她話鋒一轉,語氣變得有些“恨鐵不成鋼”:“看來我也得回去好好督促督促阿緣了,不能總由著他遊手好閒的......這次碰了壁也好,說不定能激起他的鬥誌,發憤圖強,咱們公司也能早點做大做強,免得總被人看輕。”
“.........”達米安的嘴角幾不可察地抽搐了一下。鈴這番以退為進、綿裡藏針的話,把他剛纔那套官腔堵得嚴嚴實實。他當然聽得出鈴話裡的意思,更清楚她口中那個“遊手好閒的阿緣”以及“逆熵娛樂”背後意味著什麼。
“鈴小姐說笑了。”達米安努力維持著得體的笑容,語氣更加客氣,“貴公司的實力與潛力,業界有目共睹,絕非等閒。
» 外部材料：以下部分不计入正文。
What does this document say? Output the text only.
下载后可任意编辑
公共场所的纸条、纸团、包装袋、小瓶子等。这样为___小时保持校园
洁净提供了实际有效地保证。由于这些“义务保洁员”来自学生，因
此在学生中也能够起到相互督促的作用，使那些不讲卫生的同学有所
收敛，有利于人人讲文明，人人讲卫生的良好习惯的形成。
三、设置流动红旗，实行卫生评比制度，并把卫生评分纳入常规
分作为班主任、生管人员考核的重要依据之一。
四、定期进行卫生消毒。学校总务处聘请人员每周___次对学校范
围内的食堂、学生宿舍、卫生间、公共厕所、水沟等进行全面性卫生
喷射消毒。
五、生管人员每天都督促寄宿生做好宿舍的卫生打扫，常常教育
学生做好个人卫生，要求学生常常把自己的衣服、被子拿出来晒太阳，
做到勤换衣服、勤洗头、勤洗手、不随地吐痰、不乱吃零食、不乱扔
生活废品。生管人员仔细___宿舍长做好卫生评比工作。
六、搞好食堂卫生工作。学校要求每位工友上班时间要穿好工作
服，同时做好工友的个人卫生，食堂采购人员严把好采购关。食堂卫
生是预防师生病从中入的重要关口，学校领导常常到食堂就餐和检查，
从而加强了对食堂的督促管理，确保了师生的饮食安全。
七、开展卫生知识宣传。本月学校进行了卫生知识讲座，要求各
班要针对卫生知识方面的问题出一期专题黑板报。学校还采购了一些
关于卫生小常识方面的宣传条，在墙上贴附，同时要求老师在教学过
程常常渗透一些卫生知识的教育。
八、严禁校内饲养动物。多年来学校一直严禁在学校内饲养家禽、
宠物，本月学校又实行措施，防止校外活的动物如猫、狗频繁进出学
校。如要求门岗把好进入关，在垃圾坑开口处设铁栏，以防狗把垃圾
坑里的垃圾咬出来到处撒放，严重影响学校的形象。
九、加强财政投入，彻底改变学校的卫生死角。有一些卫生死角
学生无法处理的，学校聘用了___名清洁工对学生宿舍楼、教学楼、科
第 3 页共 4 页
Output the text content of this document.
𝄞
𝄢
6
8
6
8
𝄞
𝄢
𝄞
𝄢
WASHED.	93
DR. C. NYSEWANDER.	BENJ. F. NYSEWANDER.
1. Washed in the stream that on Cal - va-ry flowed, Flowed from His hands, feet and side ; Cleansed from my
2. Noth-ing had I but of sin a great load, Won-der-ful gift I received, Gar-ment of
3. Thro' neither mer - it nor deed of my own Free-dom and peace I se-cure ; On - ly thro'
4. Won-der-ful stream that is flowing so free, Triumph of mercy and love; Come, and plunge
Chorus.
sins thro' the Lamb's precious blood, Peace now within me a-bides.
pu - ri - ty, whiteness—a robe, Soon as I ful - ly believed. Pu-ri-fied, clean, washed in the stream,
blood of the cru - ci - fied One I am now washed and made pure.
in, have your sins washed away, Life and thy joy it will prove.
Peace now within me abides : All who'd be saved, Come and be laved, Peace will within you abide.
隻不過輝瓷開采畢竟是輝晶美克的核心業務,流程上需要格外謹慎,以免出現紕漏。”
他頓了頓,似乎下了某種決心,語氣帶上了妥協的意味:“這樣吧......我會儘力為鈴小姐向上層申請特彆參觀許可。想必......財聯上層的兩位大人,對於鈴小姐這樣傑出合作夥伴的到訪,並不會介意。當然,前提是必須嚴格遵守我司的安全規定。”
說著,他迅速從西裝內袋掏出一張設計簡潔的名片,雙手遞給鈴:“這是我的聯絡方式。相關申請有進展,我會第一時間通知您。今日就不多打擾了,告辭。”
達米安朝儀玄微微頷首,隨即轉身,步伐比來時快了幾分,帶著隨從匆匆離開了隨便觀。
看著達米安的背影消失,潘引壺明顯鬆了口氣,看向鈴的目光充滿了佩服:“小師妹,厲害啊!多虧了你,不然這傢夥還得端著架子扯皮半天。”
鈴有些不好意思地憨憨一笑,把不緣舉高了些:“其實......也冇做什麼啦。”
“彆高興得太早。”被舉高的不緣潑了盆冷水,“對方隻是礙於我的潛在影響力,暫時退讓了一步,並冇有在實質上改變他們的封鎖立場。他們不會因為一個可能的‘威脅’,就輕易暴露不想讓人看到的東西;我也冇興趣為了這點事,去跟他們頂層的那些老狐狸扯皮。”
他晃了晃尾巴,冷靜地分析道:“剛纔這一出,頂多算是我們在言語上搶回了一些氣勢,避免了被對方完全壓製。但關於輝瓷礦區,關於他們可能隱藏的事故真相,我們依然被擋在門外。形勢,並冇有根本性的改變。”
“不錯。”儀玄讚許地看了不緣一眼,神色並未放鬆,“TOPS會對鈴的身份有所顧忌,無非是讓我們少聽一些難聽的場麵話,行事或許會稍加收斂。但他們維護自身核心利益的決心不會變,該封鎖的區域依舊會封鎖,該隱瞞的資訊依舊會隱瞞。我們真正的調查,依然困難重重。”
她望向達米安離開的方向,目光深邃:“看來,萊姆尼安空洞裡的‘異常’,與TOPS的‘輝瓷’生意.....有些關聯之處。”